Carra's films are classified as arts documentaries, noted for new research and scholarship, use of newly found music, and classically filmed landscapes. They are independently produced, and are funded through cultural agencies, government foundations and television and distribution companies. Carra works in 16mm film and restored archival film and video.

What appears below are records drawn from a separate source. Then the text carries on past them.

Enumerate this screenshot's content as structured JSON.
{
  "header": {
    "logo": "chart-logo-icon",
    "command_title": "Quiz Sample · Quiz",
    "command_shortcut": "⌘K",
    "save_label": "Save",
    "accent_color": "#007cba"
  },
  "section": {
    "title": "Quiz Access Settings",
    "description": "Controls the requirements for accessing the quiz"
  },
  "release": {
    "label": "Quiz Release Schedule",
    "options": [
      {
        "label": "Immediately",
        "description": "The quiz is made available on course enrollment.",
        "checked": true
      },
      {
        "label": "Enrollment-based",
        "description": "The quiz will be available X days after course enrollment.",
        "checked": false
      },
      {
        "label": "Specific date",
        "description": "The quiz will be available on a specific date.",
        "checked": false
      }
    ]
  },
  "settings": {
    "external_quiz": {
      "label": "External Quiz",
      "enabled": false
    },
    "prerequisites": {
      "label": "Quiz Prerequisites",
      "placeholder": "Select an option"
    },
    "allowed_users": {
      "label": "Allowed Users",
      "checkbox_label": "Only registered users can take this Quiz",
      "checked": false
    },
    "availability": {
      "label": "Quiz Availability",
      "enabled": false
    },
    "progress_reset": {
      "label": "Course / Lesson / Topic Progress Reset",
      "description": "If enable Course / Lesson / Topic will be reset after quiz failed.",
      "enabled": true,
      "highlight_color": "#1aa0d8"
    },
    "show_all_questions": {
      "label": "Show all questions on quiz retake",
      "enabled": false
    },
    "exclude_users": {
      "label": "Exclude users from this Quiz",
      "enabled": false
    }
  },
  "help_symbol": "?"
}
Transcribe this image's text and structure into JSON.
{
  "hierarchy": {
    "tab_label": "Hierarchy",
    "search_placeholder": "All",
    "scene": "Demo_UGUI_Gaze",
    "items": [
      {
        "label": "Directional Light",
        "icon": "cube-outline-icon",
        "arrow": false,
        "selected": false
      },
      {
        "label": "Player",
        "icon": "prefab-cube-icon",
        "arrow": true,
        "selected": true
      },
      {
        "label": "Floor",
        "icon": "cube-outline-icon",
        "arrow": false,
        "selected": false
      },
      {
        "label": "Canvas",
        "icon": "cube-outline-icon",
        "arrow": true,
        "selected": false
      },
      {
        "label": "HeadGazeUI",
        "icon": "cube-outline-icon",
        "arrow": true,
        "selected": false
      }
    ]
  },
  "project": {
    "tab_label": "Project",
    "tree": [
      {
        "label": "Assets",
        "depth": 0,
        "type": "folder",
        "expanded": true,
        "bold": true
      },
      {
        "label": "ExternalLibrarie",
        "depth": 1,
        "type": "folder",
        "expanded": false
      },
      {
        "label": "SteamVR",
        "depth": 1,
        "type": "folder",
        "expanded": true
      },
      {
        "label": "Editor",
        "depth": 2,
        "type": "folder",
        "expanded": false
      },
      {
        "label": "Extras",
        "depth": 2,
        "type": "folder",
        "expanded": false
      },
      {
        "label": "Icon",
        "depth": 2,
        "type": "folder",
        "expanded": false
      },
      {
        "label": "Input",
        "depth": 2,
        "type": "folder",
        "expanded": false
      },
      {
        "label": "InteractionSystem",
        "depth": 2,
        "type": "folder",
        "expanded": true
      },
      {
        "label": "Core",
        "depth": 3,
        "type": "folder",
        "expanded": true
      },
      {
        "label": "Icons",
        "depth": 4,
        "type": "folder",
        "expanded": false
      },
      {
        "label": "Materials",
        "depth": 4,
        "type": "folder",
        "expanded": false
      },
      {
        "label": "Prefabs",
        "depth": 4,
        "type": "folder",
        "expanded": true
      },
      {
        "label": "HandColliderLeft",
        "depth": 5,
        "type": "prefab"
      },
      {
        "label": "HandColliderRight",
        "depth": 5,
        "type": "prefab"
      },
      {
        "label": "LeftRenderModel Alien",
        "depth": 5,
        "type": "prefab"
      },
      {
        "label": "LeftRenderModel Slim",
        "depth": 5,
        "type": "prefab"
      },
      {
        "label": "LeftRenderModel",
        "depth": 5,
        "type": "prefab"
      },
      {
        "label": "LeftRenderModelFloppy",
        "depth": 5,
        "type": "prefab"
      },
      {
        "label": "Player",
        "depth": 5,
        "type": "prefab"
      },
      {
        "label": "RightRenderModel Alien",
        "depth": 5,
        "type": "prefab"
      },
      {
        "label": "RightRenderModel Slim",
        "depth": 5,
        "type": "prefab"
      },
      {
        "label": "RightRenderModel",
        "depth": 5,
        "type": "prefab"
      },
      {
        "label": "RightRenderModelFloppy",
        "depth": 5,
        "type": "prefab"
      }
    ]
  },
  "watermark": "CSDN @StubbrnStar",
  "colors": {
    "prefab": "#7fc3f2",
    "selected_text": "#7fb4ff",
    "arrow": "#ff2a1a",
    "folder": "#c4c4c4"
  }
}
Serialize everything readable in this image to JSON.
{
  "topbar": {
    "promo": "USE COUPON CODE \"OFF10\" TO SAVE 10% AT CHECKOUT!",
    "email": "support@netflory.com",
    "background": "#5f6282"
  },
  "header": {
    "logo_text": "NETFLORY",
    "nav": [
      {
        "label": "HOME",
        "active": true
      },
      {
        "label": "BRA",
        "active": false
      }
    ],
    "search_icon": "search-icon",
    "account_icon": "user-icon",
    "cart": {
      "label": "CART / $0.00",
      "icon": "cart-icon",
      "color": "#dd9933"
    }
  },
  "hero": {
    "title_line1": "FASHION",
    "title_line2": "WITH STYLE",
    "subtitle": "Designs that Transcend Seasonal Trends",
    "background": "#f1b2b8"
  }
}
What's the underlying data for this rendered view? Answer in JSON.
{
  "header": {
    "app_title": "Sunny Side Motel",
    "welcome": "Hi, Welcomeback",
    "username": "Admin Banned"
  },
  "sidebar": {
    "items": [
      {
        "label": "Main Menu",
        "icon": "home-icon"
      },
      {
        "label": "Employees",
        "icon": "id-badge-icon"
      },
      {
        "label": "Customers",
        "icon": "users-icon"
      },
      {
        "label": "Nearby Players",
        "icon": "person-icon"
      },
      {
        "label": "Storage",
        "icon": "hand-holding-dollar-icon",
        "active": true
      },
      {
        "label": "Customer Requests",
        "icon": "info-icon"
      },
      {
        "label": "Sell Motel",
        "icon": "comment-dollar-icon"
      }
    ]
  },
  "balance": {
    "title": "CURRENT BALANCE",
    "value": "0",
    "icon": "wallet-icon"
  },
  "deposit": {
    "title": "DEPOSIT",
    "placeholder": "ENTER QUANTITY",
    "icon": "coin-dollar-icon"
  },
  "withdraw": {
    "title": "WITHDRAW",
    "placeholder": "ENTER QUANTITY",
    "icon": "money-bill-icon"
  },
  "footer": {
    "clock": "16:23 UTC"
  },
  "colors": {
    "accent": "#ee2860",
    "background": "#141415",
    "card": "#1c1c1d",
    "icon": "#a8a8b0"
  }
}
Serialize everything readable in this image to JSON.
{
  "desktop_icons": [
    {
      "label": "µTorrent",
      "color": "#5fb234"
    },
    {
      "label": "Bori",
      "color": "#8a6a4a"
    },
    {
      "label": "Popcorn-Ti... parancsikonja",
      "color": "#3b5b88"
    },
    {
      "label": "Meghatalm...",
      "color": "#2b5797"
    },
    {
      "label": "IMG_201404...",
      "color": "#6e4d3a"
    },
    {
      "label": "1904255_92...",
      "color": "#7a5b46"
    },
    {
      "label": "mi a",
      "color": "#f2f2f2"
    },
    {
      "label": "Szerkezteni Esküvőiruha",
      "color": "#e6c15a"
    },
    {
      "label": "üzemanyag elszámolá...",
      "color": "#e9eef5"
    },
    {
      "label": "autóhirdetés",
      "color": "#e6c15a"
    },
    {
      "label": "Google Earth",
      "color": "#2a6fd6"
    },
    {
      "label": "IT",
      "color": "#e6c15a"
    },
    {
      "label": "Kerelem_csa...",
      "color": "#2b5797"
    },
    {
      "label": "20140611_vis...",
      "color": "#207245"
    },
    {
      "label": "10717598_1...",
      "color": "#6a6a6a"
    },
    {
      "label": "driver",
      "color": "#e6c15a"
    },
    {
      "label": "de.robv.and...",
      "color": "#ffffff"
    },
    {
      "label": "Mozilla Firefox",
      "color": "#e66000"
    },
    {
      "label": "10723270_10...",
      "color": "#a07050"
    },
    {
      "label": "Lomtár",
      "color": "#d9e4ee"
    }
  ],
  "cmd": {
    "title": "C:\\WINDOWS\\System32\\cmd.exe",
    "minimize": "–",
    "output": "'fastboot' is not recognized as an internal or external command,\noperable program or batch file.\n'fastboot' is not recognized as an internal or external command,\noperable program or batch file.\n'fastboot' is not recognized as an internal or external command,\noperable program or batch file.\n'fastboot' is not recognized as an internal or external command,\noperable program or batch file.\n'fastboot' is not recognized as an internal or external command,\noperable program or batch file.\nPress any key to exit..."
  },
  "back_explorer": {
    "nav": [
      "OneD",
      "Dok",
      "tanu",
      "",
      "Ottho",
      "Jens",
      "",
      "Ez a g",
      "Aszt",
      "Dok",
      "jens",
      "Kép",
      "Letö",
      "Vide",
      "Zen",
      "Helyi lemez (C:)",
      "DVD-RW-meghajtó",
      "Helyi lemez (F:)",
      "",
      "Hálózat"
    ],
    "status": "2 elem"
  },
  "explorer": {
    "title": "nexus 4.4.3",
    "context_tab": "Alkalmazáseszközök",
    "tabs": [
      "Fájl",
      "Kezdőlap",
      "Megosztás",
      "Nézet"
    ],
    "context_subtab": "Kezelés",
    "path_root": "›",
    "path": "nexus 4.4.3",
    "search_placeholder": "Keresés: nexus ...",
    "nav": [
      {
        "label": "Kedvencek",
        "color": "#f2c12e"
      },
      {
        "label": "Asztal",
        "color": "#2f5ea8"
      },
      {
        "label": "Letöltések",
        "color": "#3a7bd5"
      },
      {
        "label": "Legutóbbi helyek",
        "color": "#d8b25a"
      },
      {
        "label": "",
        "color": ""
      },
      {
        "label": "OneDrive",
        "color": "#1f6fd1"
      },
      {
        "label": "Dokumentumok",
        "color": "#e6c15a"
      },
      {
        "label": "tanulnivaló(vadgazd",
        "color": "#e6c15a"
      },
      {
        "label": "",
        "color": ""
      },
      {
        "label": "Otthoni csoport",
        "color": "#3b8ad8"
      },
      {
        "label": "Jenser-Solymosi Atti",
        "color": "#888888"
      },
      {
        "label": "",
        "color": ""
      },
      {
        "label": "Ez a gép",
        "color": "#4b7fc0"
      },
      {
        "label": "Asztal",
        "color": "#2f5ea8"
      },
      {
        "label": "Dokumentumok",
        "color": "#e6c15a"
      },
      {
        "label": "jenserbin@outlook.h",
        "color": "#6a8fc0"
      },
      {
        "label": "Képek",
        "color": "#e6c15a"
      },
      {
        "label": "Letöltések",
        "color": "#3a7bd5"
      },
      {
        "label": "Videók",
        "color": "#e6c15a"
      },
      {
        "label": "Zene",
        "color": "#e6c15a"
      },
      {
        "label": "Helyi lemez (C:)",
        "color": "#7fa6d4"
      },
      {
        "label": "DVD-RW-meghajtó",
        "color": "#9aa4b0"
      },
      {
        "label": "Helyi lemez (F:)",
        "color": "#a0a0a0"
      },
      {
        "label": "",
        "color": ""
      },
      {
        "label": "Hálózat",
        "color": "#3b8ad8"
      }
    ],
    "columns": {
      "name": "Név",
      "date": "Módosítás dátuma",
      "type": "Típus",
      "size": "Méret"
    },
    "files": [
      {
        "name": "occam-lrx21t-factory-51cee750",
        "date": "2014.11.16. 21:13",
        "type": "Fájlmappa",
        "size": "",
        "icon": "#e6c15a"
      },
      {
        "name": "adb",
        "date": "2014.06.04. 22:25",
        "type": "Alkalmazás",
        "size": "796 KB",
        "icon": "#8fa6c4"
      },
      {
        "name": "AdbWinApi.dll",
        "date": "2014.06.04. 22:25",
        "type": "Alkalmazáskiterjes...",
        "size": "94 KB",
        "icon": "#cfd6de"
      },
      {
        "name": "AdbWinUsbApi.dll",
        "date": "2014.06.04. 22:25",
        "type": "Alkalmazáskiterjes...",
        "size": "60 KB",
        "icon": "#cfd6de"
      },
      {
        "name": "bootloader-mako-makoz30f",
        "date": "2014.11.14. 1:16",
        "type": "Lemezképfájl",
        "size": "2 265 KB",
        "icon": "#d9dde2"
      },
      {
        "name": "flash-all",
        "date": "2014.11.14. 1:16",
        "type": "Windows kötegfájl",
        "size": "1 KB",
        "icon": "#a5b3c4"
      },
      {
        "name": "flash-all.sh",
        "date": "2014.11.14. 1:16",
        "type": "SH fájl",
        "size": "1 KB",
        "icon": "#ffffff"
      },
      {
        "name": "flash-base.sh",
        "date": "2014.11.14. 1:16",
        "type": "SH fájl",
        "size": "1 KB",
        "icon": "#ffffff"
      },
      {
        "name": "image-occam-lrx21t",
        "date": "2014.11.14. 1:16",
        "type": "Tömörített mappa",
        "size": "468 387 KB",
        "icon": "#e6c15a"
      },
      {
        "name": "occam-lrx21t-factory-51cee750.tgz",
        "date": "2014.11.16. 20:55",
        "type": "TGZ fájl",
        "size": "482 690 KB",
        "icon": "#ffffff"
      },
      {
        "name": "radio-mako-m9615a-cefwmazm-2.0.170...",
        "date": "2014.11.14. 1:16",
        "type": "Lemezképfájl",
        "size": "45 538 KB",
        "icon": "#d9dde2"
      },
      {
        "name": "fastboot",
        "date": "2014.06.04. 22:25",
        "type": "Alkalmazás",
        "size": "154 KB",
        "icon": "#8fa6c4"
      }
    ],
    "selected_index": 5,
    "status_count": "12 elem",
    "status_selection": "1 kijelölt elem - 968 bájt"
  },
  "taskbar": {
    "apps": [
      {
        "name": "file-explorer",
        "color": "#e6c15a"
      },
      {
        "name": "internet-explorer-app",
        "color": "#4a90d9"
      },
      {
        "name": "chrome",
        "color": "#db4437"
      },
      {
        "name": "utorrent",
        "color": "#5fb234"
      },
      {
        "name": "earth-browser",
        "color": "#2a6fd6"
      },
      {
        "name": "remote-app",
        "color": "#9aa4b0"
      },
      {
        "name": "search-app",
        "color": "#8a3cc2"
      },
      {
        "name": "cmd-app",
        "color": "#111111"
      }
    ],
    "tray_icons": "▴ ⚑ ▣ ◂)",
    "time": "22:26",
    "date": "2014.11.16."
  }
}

Carra's films focus on artists and the specific cultural and social contexts in which they worked. The Inland Sea (1992) is based on the travel memoir by Donald Richie and retraces the author's journey while documenting the fading regional culture of rural islands of the Seto Inland Sea. The isolated region was researched for a three-year period before filming began. The film won the Best Documentary Award at the Hawaii International Film Festival and the Earthwatch Film Award. It screened at over forty film festivals, including the Sundance Film Festival. It is in the permanent film collections at the Museum of Modern Art and the UCLA/Sundance Collection. In 2019, the restored version was produced and distributed by the Criterion Collection. Carra's 1991 interview with Donald Richie is presented in the edition. Dvořák and America (2000) was the first U.S./Czech Television documentary co-production. It is the first film about the years the composer Antonín Dvořák spent in the United States and his relationships with his African-American students, including his informal student, Harry T. Burleigh. It features new orchestrations by Maurice Peress. It premiered at Queen Elizabeth Hall at Southbank Centre, London. (2008), produced and written with Garry McGee, is the only project in any media about the last standing hotel designed by Frank Lloyd Wright, The Park Inn, located in Iowa. The film won the Grand Prize as Best Documentary at the Iowa Motion Picture Association and was nominated for a Midwest EMMY Award for Best Writing for Documentary. The film compares the degraded condition of the Park Inn Hotel with many of Wright's important works, and travels to Japan to offer contrast Wright's Imperial Hotel, Tokyo, now partially restored at Meiji-Mura, Japan. In 2007, researching material for a film on pianist Glenn Gould, Glenn Gould, Recording Artist, Carra found the long-thought lost U.S. television program written and performed by the performer, The Return of the Wizard (1968). She presented screenings the Gasteig Cultural Center in Munich, the Paley Center for Media and the Montreal Festival of Film on Art and was awarded a Media grant from the National Endowment for the Arts and an award from the New York State Council on the Arts to restore the program and to continue the film's research.